The early history of mythology may be summarized by saying that from the first flowering of scientific rationalism in Greece during the 6th century BCE until the revival of scientific rationalism in the 17th century CE, allegorical mythology of one kind or another was the only method employed for studying myths.  As the Enlightenment (c. late 1600s-late 1700s) approached, allegorical approaches were overtaken and incorporated into the new, more scientific comparative mythology.  Comparative mythology, in turn, gave rise to several related schools.  The nature school made comparisons among the world’s myths to determine what key environmental or cosmological factor gave rise to myth.  The ethnological school made comparisons among the world’s myths to discern a people’s folk-spirit—their essential ethnic qualities.  The most intense form of the ethnological school—which culminated in the Aryan hypothesis—coupled comparisons of the world’s myths with intensely racial and nationalistic political ideologies.
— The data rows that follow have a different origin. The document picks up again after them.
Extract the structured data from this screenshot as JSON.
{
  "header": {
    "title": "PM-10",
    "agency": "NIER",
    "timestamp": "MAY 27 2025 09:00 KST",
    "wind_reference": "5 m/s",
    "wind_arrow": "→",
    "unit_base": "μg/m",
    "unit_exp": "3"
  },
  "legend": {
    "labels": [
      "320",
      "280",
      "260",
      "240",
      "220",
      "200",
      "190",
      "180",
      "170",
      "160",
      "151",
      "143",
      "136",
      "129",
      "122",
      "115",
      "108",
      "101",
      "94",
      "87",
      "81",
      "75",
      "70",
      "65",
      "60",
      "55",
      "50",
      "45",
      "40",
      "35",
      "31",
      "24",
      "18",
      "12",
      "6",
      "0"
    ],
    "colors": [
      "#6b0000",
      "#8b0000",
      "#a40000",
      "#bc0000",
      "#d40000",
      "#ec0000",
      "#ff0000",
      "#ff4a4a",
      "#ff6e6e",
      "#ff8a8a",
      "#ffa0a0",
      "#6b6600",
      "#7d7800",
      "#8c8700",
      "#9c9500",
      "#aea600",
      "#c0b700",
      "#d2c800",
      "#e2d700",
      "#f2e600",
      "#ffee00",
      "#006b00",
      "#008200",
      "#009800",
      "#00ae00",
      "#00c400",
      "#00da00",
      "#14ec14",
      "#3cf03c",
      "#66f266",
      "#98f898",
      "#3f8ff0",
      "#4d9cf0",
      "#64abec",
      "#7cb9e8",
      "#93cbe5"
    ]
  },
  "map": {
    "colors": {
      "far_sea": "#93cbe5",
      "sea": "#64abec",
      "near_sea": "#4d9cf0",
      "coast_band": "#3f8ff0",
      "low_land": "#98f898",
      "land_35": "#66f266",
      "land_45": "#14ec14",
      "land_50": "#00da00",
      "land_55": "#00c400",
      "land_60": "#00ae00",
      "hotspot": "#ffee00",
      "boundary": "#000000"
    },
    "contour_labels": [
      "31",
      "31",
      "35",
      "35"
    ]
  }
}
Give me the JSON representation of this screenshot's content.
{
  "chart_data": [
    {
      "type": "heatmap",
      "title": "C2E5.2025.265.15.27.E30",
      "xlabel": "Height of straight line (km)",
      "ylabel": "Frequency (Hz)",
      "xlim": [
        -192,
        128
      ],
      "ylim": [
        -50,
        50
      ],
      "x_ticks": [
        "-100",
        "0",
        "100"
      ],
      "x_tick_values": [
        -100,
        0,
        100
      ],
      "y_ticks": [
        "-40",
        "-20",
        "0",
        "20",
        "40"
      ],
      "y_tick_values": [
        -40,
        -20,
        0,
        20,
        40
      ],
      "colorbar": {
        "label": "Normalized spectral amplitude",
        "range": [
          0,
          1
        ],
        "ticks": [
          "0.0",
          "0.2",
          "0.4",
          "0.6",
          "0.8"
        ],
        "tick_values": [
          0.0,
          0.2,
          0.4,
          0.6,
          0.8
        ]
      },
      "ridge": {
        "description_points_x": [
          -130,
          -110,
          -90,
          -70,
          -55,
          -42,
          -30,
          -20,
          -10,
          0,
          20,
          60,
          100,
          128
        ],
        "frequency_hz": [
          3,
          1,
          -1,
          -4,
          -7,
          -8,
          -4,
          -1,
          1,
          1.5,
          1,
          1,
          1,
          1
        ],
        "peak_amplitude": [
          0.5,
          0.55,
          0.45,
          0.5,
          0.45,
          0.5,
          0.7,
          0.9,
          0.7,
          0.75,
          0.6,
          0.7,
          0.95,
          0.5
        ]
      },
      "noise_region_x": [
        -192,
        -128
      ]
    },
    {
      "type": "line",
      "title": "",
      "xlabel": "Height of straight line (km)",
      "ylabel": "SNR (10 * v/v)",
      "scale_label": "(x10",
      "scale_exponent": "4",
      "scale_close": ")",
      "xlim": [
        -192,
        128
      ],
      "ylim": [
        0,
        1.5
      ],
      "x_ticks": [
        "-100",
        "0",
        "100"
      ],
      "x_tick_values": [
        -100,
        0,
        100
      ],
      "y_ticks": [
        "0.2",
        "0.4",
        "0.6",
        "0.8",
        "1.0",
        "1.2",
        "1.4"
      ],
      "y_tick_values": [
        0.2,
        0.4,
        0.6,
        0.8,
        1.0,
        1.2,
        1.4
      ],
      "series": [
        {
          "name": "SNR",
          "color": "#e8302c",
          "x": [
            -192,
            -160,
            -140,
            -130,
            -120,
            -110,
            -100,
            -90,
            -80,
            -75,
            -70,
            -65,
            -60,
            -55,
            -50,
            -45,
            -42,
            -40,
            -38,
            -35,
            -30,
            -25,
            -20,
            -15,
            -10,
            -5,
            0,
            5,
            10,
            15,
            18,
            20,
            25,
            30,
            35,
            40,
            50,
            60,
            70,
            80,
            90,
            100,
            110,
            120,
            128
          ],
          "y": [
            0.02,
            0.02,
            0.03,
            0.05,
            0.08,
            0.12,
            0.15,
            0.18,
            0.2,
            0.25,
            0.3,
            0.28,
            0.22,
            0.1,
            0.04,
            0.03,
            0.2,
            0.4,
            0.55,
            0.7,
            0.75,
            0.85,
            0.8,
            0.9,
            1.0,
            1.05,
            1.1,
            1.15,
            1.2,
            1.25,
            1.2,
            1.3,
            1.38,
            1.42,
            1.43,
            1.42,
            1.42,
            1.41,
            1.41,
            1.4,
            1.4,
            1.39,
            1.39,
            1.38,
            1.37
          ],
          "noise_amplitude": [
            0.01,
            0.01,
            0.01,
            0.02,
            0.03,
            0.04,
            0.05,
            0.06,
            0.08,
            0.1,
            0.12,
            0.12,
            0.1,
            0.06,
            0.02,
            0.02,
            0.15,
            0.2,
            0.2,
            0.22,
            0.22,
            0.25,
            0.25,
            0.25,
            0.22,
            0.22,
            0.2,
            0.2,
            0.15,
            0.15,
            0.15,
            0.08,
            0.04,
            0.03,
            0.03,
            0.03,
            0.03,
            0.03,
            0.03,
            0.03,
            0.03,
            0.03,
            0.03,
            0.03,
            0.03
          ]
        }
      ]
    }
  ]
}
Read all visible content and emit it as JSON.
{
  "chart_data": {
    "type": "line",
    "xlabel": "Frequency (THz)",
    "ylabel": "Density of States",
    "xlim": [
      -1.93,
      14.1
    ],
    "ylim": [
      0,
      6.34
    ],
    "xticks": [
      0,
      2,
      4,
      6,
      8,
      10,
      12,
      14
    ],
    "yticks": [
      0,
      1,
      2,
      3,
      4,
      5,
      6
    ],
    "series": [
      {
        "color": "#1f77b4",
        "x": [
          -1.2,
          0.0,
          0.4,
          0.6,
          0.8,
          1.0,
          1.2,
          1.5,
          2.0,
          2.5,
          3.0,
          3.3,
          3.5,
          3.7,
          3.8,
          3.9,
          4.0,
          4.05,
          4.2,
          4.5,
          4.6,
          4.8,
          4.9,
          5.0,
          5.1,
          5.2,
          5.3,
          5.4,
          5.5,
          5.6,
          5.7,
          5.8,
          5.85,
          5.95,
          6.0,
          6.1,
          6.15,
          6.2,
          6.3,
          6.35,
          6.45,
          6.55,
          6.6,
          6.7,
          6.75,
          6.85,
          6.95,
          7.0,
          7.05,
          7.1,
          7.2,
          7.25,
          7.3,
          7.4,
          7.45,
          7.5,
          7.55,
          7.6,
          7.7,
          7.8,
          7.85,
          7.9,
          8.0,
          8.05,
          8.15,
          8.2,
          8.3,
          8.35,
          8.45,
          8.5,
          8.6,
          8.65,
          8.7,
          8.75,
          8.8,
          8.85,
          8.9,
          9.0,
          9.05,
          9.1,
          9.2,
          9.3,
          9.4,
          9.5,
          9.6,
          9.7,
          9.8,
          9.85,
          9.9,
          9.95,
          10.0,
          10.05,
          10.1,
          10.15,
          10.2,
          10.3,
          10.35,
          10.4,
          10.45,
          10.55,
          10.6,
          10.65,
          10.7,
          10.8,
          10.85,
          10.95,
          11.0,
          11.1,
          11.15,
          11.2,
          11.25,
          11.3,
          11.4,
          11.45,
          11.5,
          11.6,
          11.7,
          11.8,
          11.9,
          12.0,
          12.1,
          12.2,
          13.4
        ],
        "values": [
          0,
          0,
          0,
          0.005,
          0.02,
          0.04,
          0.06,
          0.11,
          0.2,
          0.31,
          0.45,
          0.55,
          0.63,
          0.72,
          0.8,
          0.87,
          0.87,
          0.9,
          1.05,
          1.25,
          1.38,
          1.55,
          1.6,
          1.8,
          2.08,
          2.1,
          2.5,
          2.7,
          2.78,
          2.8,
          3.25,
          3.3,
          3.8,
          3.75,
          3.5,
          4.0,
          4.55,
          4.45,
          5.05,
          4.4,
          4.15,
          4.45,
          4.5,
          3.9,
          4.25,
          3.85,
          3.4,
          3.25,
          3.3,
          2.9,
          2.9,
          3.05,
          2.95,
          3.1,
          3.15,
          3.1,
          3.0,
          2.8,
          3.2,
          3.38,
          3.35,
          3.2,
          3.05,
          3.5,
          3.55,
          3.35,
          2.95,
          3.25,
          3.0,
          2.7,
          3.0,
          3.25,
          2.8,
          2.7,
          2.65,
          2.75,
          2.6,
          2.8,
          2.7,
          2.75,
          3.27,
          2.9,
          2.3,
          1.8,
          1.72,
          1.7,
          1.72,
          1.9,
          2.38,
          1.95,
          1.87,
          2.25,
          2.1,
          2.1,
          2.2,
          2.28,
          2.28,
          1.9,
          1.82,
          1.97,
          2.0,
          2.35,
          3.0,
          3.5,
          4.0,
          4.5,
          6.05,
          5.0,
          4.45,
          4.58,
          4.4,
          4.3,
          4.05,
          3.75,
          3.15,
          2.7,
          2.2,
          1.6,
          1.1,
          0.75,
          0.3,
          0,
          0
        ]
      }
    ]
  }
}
Thus, by the 19th century, whether their focus was the Aryan homeland, the relationships between environment, Volk, and myth, or the Ur-myth , mythologists of all schools employed the comparative method.  In practice, comparative mythologists of whatever school locked themselves in libraries and studies, reading extensively and writing theories based on linguistic and literary analyses of the myths they studied. Toward the end of the 19th century, however, interest began to wane in unverifiable theories about the Ur-myth and partisan arguments about a people’s “folk-spirit.”  A new school of mythologists was waiting in the wings to shift the conversation away from questions about tale-types and Ur-people to the matter of how living mythic traditions function in so-called primitive societies.  The next chapter examines these new, modern mythologies.